Your label, Pastel Prism, recently released Dexplicit’s Digital Monk EP. How did that one come about?

It’s been quite funny how our friendship developed since we met at [production camp] Producer Girls. I just think back to when I was a teenager, bopping around to “Pow!” Sometimes I can’t believe we’re actually friends and doing stuff. We’ve been talking about Dex doing something on my label for a long time, and we’re into a lot of similar retro sounds like Giorgio Moroder. We can literally have the same conversation about Scarface for an hour, maybe every three months [laughs]. We just go over the same points, sending YouTube videos to each other. Dex told me about this thing on Netflix called Queen Of The South. The music is Giorgio Moroder but it’s like a pastiche of Scarface. It’s just really nice that we met because we both wanted to do free teaching for people but because we’ve both got such similar musical influences we’ve been able to collaborate creatively. I couldn’t have asked for a better person to put out on the label. I’m just really glad that it went well. 

On the subject of Producer Girls, I noticed there’s been some bits on Instagram, but have you been doing sessions during lockdown?

No, we ran a few around the country from 2016-18, which was helped by the kickstarter funding.
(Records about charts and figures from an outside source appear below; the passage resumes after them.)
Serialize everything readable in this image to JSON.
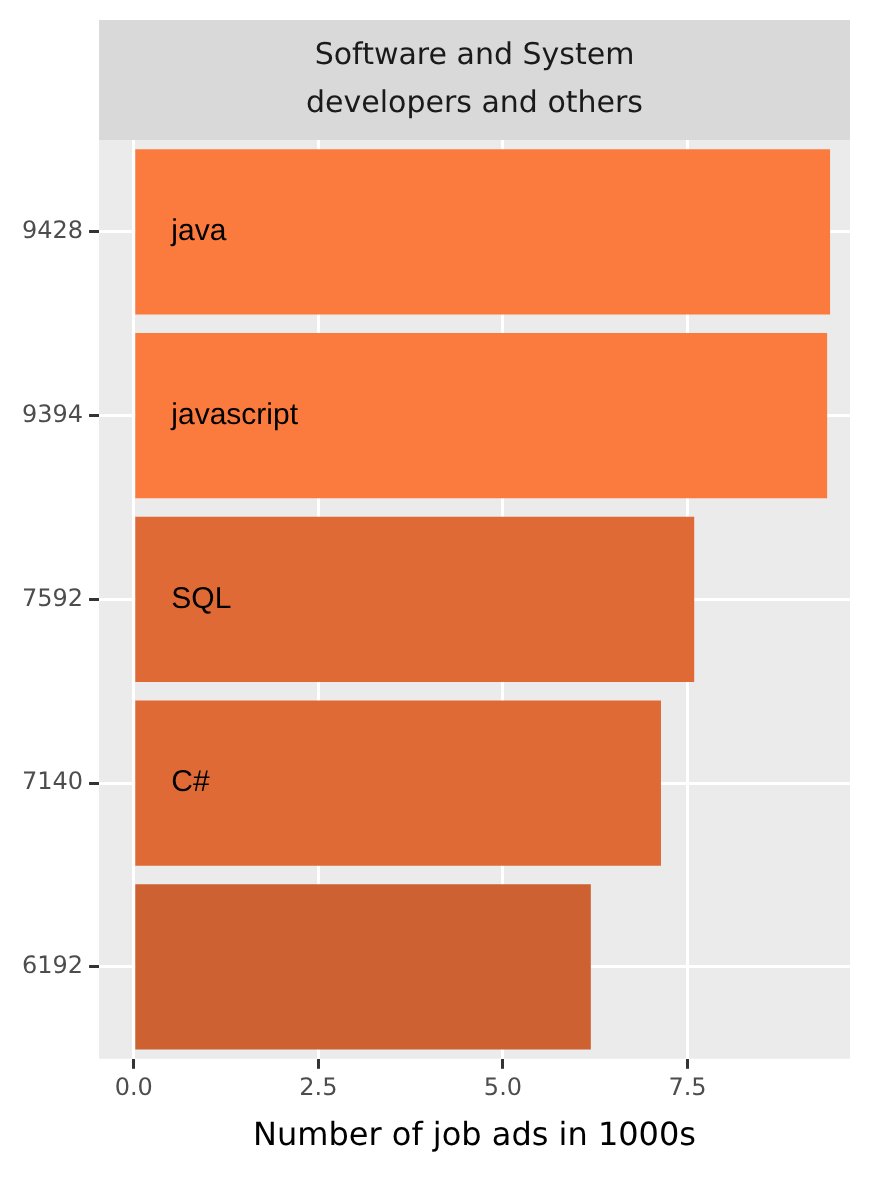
{
  "chart_data": {
    "type": "bar",
    "orientation": "horizontal",
    "title": "Software and System\ndevelopers and others",
    "xlabel": "Number of job ads in 1000s",
    "categories": [
      "9428",
      "9394",
      "7592",
      "7140",
      "6192"
    ],
    "values": [
      9.43,
      9.39,
      7.59,
      7.14,
      6.19
    ],
    "colors": [
      "#fb7a3e",
      "#fb7a3e",
      "#e06a35",
      "#e06a35",
      "#cd6132"
    ],
    "annotations": [
      {
        "text": "java",
        "y": "9428"
      },
      {
        "text": "javascript",
        "y": "9394"
      },
      {
        "text": "SQL",
        "y": "7592"
      },
      {
        "text": "C#",
        "y": "7140"
      }
    ],
    "xlim": [
      -0.47,
      9.7
    ],
    "xticks": [
      {
        "value": 0,
        "label": "0.0"
      },
      {
        "value": 2.5,
        "label": "2.5"
      },
      {
        "value": 5,
        "label": "5.0"
      },
      {
        "value": 7.5,
        "label": "7.5"
      }
    ],
    "grid": true,
    "legend": false
  }
}
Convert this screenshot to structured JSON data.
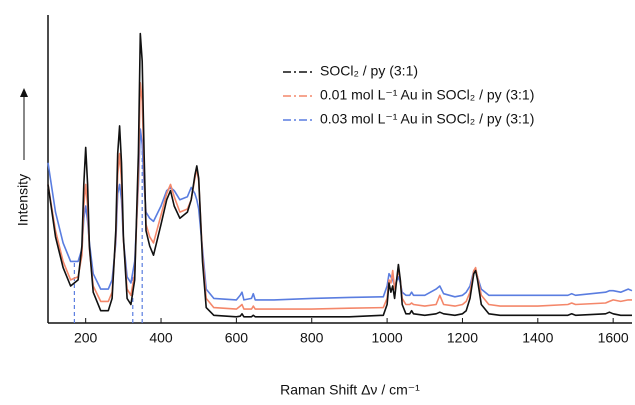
{
  "chart_data": {
    "type": "line",
    "xlabel": "Raman Shift Δν / cm⁻¹",
    "ylabel": "Intensity",
    "x": [
      100,
      120,
      140,
      160,
      180,
      190,
      195,
      200,
      205,
      210,
      220,
      240,
      260,
      270,
      280,
      285,
      290,
      295,
      300,
      310,
      320,
      330,
      340,
      345,
      350,
      355,
      360,
      370,
      380,
      400,
      415,
      425,
      435,
      450,
      470,
      480,
      490,
      495,
      500,
      510,
      520,
      540,
      600,
      610,
      615,
      620,
      640,
      645,
      650,
      700,
      800,
      900,
      990,
      1000,
      1005,
      1010,
      1015,
      1020,
      1030,
      1035,
      1040,
      1050,
      1060,
      1065,
      1070,
      1100,
      1130,
      1140,
      1150,
      1180,
      1200,
      1210,
      1220,
      1230,
      1235,
      1240,
      1250,
      1270,
      1300,
      1400,
      1480,
      1490,
      1500,
      1580,
      1590,
      1600,
      1620,
      1640,
      1650
    ],
    "series": [
      {
        "name": "SOCl₂ / py (3:1)",
        "color": "#111111",
        "values": [
          45,
          28,
          18,
          12,
          14,
          25,
          45,
          57,
          45,
          25,
          10,
          4,
          4,
          8,
          30,
          55,
          64,
          52,
          28,
          8,
          6,
          14,
          55,
          94,
          85,
          55,
          30,
          25,
          22,
          32,
          40,
          43,
          38,
          34,
          36,
          40,
          48,
          51,
          47,
          20,
          5,
          2.5,
          2,
          2.2,
          3,
          2,
          2,
          2.5,
          2,
          2,
          2,
          2,
          2.5,
          6,
          13,
          10,
          12,
          8,
          19,
          14,
          6,
          3,
          3,
          4,
          3,
          2.5,
          3,
          3.5,
          3,
          2.5,
          3,
          4,
          8,
          16,
          17,
          14,
          6,
          3,
          2.5,
          2.5,
          2.5,
          3,
          2.5,
          3,
          3.5,
          3,
          2.5,
          2.5,
          2.5
        ]
      },
      {
        "name": "0.01 mol L⁻¹ Au in SOCl₂ / py (3:1)",
        "color": "#f4876a",
        "values": [
          45,
          30,
          20,
          14,
          15,
          22,
          38,
          45,
          38,
          24,
          12,
          7,
          7,
          10,
          28,
          48,
          55,
          46,
          27,
          11,
          9,
          16,
          48,
          78,
          72,
          50,
          32,
          28,
          26,
          35,
          42,
          45,
          41,
          36,
          37,
          40,
          47,
          50,
          46,
          22,
          8,
          5,
          4.5,
          5.5,
          6,
          4.5,
          4.5,
          5.5,
          4.5,
          4.5,
          4.5,
          4.8,
          5,
          8,
          14,
          13,
          17,
          11,
          17,
          14,
          8,
          6,
          6,
          6.5,
          6,
          5.5,
          6,
          9,
          6,
          5.5,
          6,
          7,
          10,
          17,
          18,
          15,
          9,
          6,
          5.5,
          5.5,
          6,
          6.5,
          6,
          6.5,
          7,
          7.5,
          7,
          7.5,
          7.5
        ]
      },
      {
        "name": "0.03 mol L⁻¹ Au in SOCl₂ / py (3:1)",
        "color": "#5a7de0",
        "values": [
          52,
          36,
          26,
          20,
          20,
          24,
          34,
          38,
          33,
          26,
          16,
          11,
          11,
          14,
          26,
          42,
          45,
          40,
          27,
          15,
          13,
          20,
          45,
          63,
          58,
          45,
          36,
          34,
          33,
          38,
          43,
          44,
          43,
          40,
          41,
          44,
          42,
          40,
          37,
          24,
          11,
          8,
          7.5,
          9,
          10,
          7.5,
          8,
          9.5,
          7.5,
          7.5,
          8,
          8.3,
          8.5,
          12,
          16,
          15,
          14,
          12,
          15,
          13,
          10,
          9,
          9,
          10,
          9,
          9,
          11,
          12,
          9.5,
          8.5,
          9,
          10,
          12,
          17,
          17,
          15,
          11,
          9,
          9,
          9,
          9,
          9.5,
          9,
          10,
          10.5,
          10.5,
          10,
          11,
          10.5
        ]
      }
    ],
    "vlines": [
      170,
      325,
      350
    ],
    "vline_color": "#5a7de0",
    "xlim": [
      100,
      1650
    ],
    "ylim": [
      0,
      100
    ],
    "xticks": [
      200,
      400,
      600,
      800,
      1000,
      1200,
      1400,
      1600
    ]
  }
}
I was about to start it again this year, but the way that everything happened, it got pushed back. I’d prioritised it for over two years where I wasn’t making any music or doing anything else and it was really enjoyable, but then it got a bit tricky to continue with everyone’s day jobs. When lockdown happened I suddenly looked at the Instagram, which I hadn’t really looked at in a few months, and I thought, “We’ve got all these followers who could actually do with some tips and it’d be easy for me to do.” I definitely underestimated how much of a community it is. Everyone seems to absolutely love it. 

There’s definitely a hunger for learning new skills, but I guess it’s a question of funding it as well.

It’s an interesting conundrum because a lot of where this country’s gone wrong is the amount it charges for education. It’s ridiculous how much you have to pay to learn anything and how young you’ve got to be before you decide what you want to do. A lot of people I know in their 30s are retraining in completely different careers. With Producer Girls, I’m trying to learn the business side of how to get funding from somewhere. I’m trying to keep it as a casual DIY project at the moment, but I’m starting to think there’s a need for more of this. It can grow a lot, but for now I’m just focusing on what I can deliver myself and then, hopefully, once all this shit’s gone away, I can get my head together and grow it even further.